- Audio recording album cover
- Genre: Contemporary classical, Orchestral jazz
- Composed: 2022
- Duration: c. 38 minutes
- Scoring: Piano concerto

Premiere
- Date: January 7, 2022
- Location: Kentucky Center for the Performing Arts
- Conductor: Teddy Abrams
- Performers: Louisville Orchestra, Yuja Wang

= Piano Concerto (Abrams) =

Teddy Abrams

The American composer and conductor Teddy Abrams composed his Piano Concerto for pianist Yuja Wang, who was his classmate during their student days at the Curtis Institute of Music.
Wang performed its world premiere in Whitney Hall at the Kentucky Center for the Performing Arts with the Louisville Orchestra conducted by Abrams on 7 January 2022.
An audio recording of the performance on the next day, 8 January, was released by Deutsche Grammophon on 12 January 2023 as the main piece in the album The American Project. The album received a Grammy Award for Best Classical Instrumental Solo on February 4, 2024 for Wang and Abrams.

==Composition==
Abrams initially developed this composition as a short companion to Gershwin's Rhapsody in Blue,
then following a discussion with Wang about her recording the Rhapsody with the orchestra, the work transformed into a standalone orchestral showpiece and was dedicated to Wang.

The Gershwin influence is apparent in the big-band overture and an “orchestra break”.
Orchestration is more than big-band, however: the premiere employed more than 60 orchestral players, "including several imported for the occasion (on three saxophones, electric guitar and bass, drum kit, etc.), a band within the larger group".
Four semi-improvised cadenzas in the classical style showcase the virtuosity of the soloist.

Several other instrumental solos are featured throughout the piece, including violin, oboe, trumpet, and saxophone.

A performance of the piano concerto has a duration of roughly 35 to 40 minutes.
The single-movement concerto is constructed in eleven sections, traversing multiple genres and styles.
1. Overture. Swing
2. Cadenza I
3. Exposition
4. Orchestra Break
5. Exploration
6. Cadenza II
7. Relaxed
8. Solos
9. Cadenza III
10. Return.

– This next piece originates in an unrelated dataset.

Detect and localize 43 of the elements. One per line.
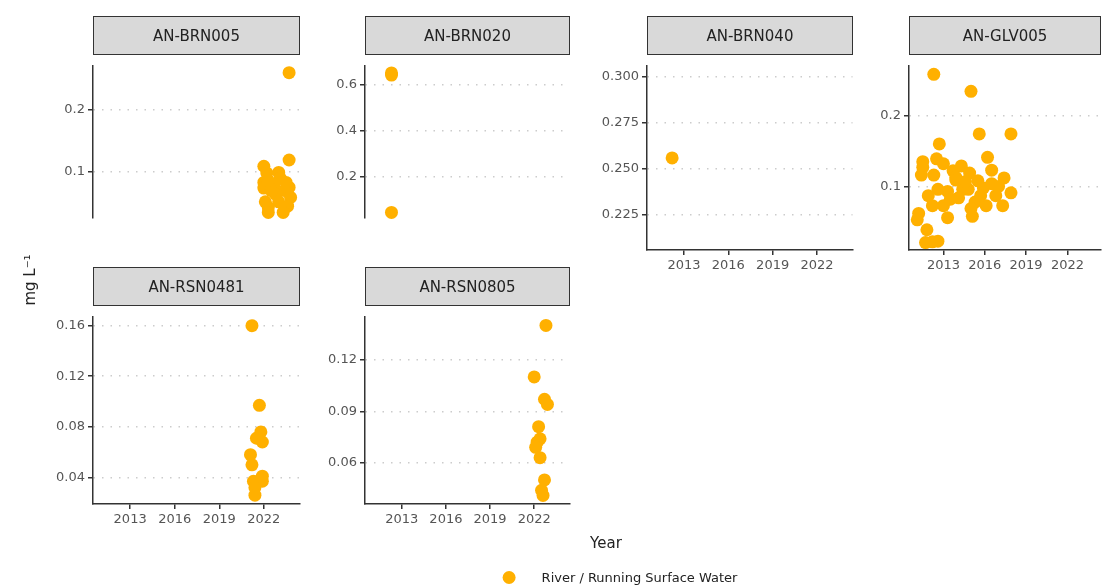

Swing
11. Cadenza IV & Coda

==Reception==
Annette Skaggs of Arts-Louisville thought it was "a marvelous and charismatic concerto", though it "needs to be honed a little more", and sometimes "it was very difficult to hear the sax".

David Mermelstein of the Wall Street Journal found "it lacks originality, even as it revels in craft", and is "missing a vision beyond the sum of its parts".

Richard S. Ginell of San Francisco Classical Voice said "I rather like this piece" even though the “Solos” section "gets a bit awkward".

Nathan Cone of Texas Public Radio was "immediately taken from the get-go", only wishing "the strings could have been mixed a little hotter, as they sometimes get overpowered by the brass and saxophones".